Readjusting to a new normal back home with - for the first time since the band’s formation - no live shows on the horizon, frontman Charlie Steen attempted to party his way out of psychosis.  “When you’re exposed to all of that for the first time you think you’re fucking indestructible,” he notes. “After a few years you reach a point where you realise everyone needs a bath and a good night’s sleep sometimes.”

An intense bout of waking fever-dreams convinced Steen that self medicating his demons wasn’t a very healthy plan of action and it was probably time to stop and take a look inward. “You become very aware of yourself and when all of the music stops, you’re left with the silence,” reflects Steen. “And that silence is a lot of what this record is about.”

In a room (well, more of a cupboard that used to house a washing machine until it was lugged outside and replaced with a bed) painted in a shade of pink used to calm down drunk tank inmates, Steen cocooned himself away to reflect and write. In the room dubbed ‘the womb’ - through the prism of his own surrealistic dreams - he addressed the psychological toll life in the band had taken on him. The disintegration of his relationship, the loss of a sense of self and the growing identity crisis both the band and an entire generation were feeling.

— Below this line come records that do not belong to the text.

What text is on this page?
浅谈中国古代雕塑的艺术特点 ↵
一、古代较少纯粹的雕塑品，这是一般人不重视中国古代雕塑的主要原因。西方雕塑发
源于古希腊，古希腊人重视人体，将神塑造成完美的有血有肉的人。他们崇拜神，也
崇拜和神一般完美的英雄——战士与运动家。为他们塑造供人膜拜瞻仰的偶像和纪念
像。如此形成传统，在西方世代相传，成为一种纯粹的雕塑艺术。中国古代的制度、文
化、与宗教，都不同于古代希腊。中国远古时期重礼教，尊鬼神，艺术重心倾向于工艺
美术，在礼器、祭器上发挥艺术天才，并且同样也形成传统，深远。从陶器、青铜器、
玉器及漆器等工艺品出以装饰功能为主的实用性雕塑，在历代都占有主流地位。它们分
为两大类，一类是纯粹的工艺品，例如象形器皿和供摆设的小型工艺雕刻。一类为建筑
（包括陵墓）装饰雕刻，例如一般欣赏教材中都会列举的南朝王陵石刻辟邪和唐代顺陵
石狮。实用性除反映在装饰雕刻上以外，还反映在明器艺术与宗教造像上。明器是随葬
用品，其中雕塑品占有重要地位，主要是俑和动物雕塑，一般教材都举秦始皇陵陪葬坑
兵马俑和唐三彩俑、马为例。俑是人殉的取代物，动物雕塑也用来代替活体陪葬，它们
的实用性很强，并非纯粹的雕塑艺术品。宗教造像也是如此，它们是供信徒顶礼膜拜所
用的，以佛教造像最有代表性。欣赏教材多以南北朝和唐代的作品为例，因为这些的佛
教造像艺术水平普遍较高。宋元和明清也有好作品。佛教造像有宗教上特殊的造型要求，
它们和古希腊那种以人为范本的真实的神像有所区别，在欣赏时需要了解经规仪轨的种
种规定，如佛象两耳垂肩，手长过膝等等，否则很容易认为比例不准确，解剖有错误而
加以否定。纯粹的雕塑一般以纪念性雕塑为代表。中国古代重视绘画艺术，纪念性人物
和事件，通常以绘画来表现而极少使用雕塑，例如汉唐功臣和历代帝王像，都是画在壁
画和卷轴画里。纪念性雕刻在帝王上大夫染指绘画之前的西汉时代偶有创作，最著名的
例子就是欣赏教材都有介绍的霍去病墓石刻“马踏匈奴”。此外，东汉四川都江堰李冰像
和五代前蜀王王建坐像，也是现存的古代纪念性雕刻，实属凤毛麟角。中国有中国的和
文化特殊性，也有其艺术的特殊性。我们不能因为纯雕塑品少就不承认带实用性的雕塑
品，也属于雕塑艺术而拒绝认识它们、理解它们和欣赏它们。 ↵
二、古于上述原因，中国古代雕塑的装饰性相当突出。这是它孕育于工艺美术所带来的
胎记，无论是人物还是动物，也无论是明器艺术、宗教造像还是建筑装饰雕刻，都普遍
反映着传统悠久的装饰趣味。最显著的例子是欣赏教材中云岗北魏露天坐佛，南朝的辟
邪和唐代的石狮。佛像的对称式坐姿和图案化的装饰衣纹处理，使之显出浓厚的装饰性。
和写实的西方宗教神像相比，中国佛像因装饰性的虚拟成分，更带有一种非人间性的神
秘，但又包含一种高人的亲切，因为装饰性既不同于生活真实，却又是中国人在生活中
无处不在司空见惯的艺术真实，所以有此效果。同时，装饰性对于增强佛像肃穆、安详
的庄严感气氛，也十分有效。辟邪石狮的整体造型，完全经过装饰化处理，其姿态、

“The common theme when I was catching up with my mates was this identity crisis everyone was having,” reflects Steen. “No one knows what the fuck is going on.”

“It didn’t matter that we’d just come back off tour thinking, 'How do we deal with reality!?’” agrees guitarist Sean Coyle-Smith. “I had mates that were working in a pub and they were also like, ‘How do I deal with reality!?’ Everyone was going through it.”

Coyle-Smith took a different tac to Steen and barricaded himself in his bedroom. Barely leaving the house and instead obsessively deconstructing his very approach to playing and making music, he picked apart the threads of the music he was devouring (Talking Heads, Nigerian High Life, the dry funk of ESG, Talk Talk…) and created work infused with panic and crackling intensity.

 “For this album I was so bored of playing guitar,” he recalls, “the thought of even playing it was mind-numbing. So I started to write and experiment in all these alternative tunings and not write or play in a conventional ‘rock’ way.” 

The genius of Drunk Tank Pink is how Steen’s lyrical themes dovetail with the music. Opener Alphabet dissects the premise of performance over a siren call of nervous, jerking guitars, its chorus thrown out like a beer bottle across a mosh pit. Nigel Hitter, meanwhile, turns the mundanity of routine into something spectacular via a disjointed jigsaw of syncopated rhythms and broken-wristed punk funk. The result is an enormous expansion of shame’s sonic arsenal.